Uncovering critical transitions and molecule mechanisms in disease progressions using Gaussian graphical optimal transport

Wenbo Hua,Ruixia Cui,Heran Yang,Jingyao Zhang,Chang Liu,Jian Sun
DOI: https://doi.org/10.1101/2024.04.24.590914
2024-04-28
Abstract:Understanding disease progression is crucial for detecting critical transitions and finding trigger molecules, facilitating early diagnosis interventions. However, the high dimensionality of data and the lack of aligned samples across disease stages have posed challenges in addressing these tasks. We present a novel framework, Gaussian Graphical Optimal Transport (GGOT), for analyzing disease progressions. The proposed GGOT uses Gaussian graphical models, incorporating protein interaction networks, to characterize the data distributions at different disease stages. Then we use population-level optimal transport to calculate the Wasserstein distances and transport maps between stages, enabling us to detect critical transitions. By analyzing the per-molecule transport distance, we quantify the importance of each molecule and identify trigger molecules. Moreover, GGOT predicts the occurrence of critical transitions in unseen samples and visualizes the disease progression process. We apply GGOT to the simulation dataset and six disease datasets with varying disease progression rates, to show its effectiveness for detecting critical transitions and identifying trigger molecules.
Bioinformatics
What problem does this paper attempt to address?
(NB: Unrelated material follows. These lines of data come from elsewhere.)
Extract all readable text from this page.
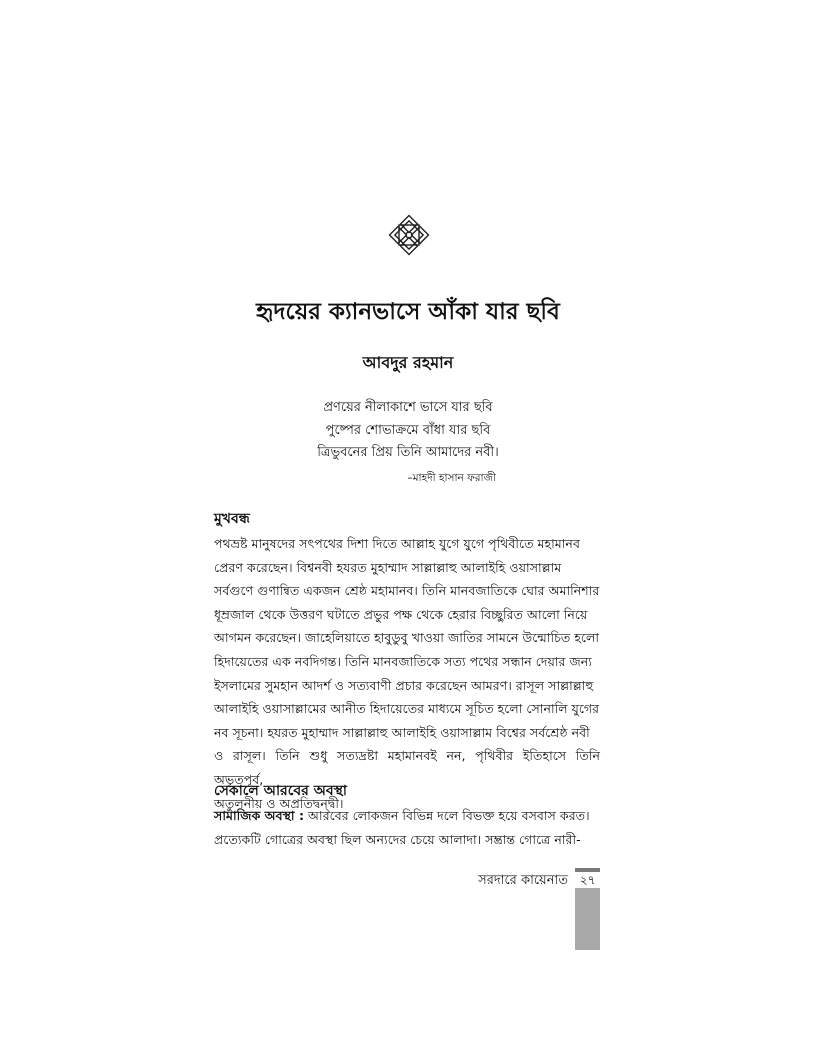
হৃদয়ের ক্যানভাসে আঁকা যার ছবি
আবদুর রহমান
প্রণয়ের নীলাকাশে ভাসে যার ছবি
পুষ্পের শোভাক্রমে বাঁধা যার ছবি
ত্রিভুবনের প্রিয় তিনি আমাদের নবী।
–মাহদী হাসান ফরাজী
মুখবন্ধ

পথভ্রষ্ট মানুষদের সৎপথের দিশা দিতে আল্লাহ যুগে যুগে পৃথিবীতে মহামানব
প্রেরণ করেছেন। বিশ্বনবী হযরত মুহাম্মাদ সাল্লাল্লাহু আলাইহি ওয়াসাল্লাম
সর্বগুণে গুণান্বিত একজন শ্রেষ্ঠ মহামানব। তিনি মানবজাতিকে ঘোর অমানিশার
ধূম্রজাল থেকে উত্তরণ ঘটাতে প্রভুর পক্ষ থেকে হেরার বিচ্ছুরিত আলো নিয়ে
আগমন করেছেন। জাহেলিয়াতে হাবুডুবু খাওয়া জাতির সামনে উন্মোচিত হলো
হিদায়েতের এক নবদিগন্ত। তিনি মানবজাতিকে সত্য পথের সন্ধান দেয়ার জন্য
ইসলামের সুমহান আদর্শ ও সত্যবাণী প্রচার করেছেন আমরণ। রাসূল সাল্লাল্লাহু
আলাইহি ওয়াসাল্লামের আনীত হিদায়েতের মাধ্যমে সূচিত হলো সোনালি যুগের
নব সূচনা। হযরত মুহাম্মাদ সাল্লাল্লাহু আলাইহি ওয়াসাল্লাম বিশ্বের সর্বশ্রেষ্ঠ নবী
ও রাসূল। তিনি শুধু সত্যদ্রষ্টা মহামানবই নন, পৃথিবীর ইতিহাসে তিনি অভূতপূর্ব,
অতুলনীয় ও অপ্রতিদ্বন্দ্বী।

সেকালে আরবের অবস্থা

সামাজিক অবস্থা : আরবের লোকজন বিভিন্ন দলে বিভক্ত হয়ে বসবাস করত।
প্রত্যেকটি গোত্রের অবস্থা ছিল অন্যদের চেয়ে আলাদা। সম্ভ্রান্ত গোত্রে নারী-

সরদারে কায়েনাত ২৭
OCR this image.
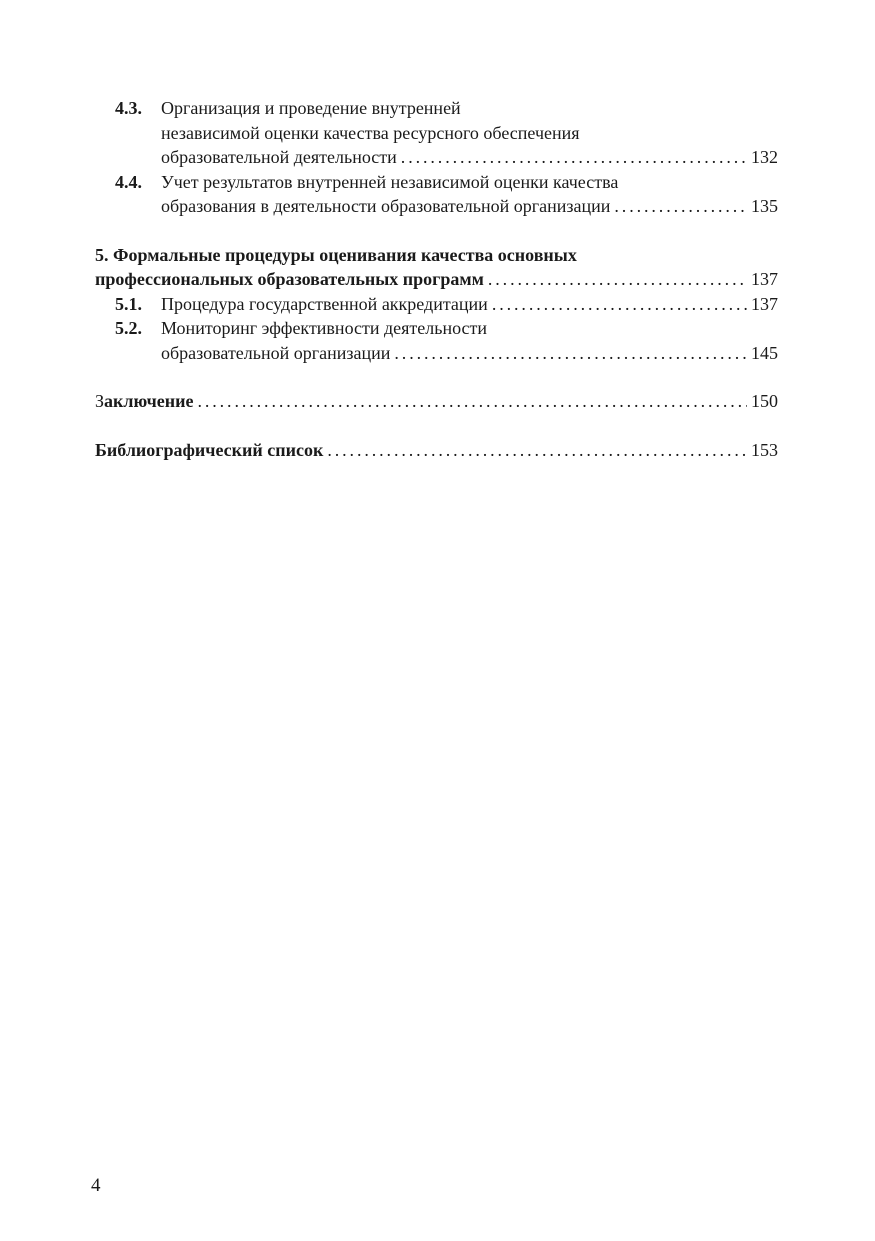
4.3.	Организация и проведение внутренней
независимой оценки качества ресурсного обеспечения
образовательной деятельности . . .	132
4.4.	Учет результатов внутренней независимой оценки качества
образования в деятельности образовательной организации . . .	135
5. Формальные процедуры оценивания качества основных
профессиональных образовательных программ . . .	137
5.1.	Процедура государственной аккредитации . . .	137
5.2.	Мониторинг эффективности деятельности
образовательной организации . . .	145
Заключение . . .	150
Библиографический список . . .	153
4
### Problems the Paper Aims to Solve This paper aims to address the detection of critical transitions during disease progression and the identification of trigger molecules. Specifically: 1. **Dynamic Analysis of Disease Progression**: - Understanding that disease progression is a dynamic process involving multiple pathological stages. - Critical transitions refer to sudden and irreversible deterioration points in the disease state. 2. **Challenges and Difficulties**: - High-dimensional data and difficulty in aligning samples from different disease stages. - Patient states may change little near the critical point, leading to sudden and hard-to-detect transitions. - Factors such as noise, patient heterogeneity, sample imbalance, and model inaccuracy affect the reliable detection of critical transitions. - Disease progression is driven by numerous molecules, with gene networks exhibiting complex nonlinear behavior. 3. **Proposed Method**: - A new framework called Gaussian Graphical Optimal Transport (GGOT) is proposed for analyzing disease progression. - GGOT uses a Gaussian graphical model embedded with a protein-protein interaction network (PPI) to describe data distributions at different disease stages. - It employs population-level optimal transport to compute the Wasserstein distance and transport mapping between stages to detect critical transitions. - By analyzing the transport distance of each molecule, it quantifies the importance of each molecule and identifies trigger molecules. - GGOT can also predict the occurrence of critical transitions in unseen samples and visualize the disease progression process. Through these methods, the paper addresses the limitations of existing methods in handling complex disease data, such as sample imbalance and noise impact, and validates the effectiveness of GGOT on simulated data and six real disease datasets. These findings further demonstrate the advantages of the proposed method.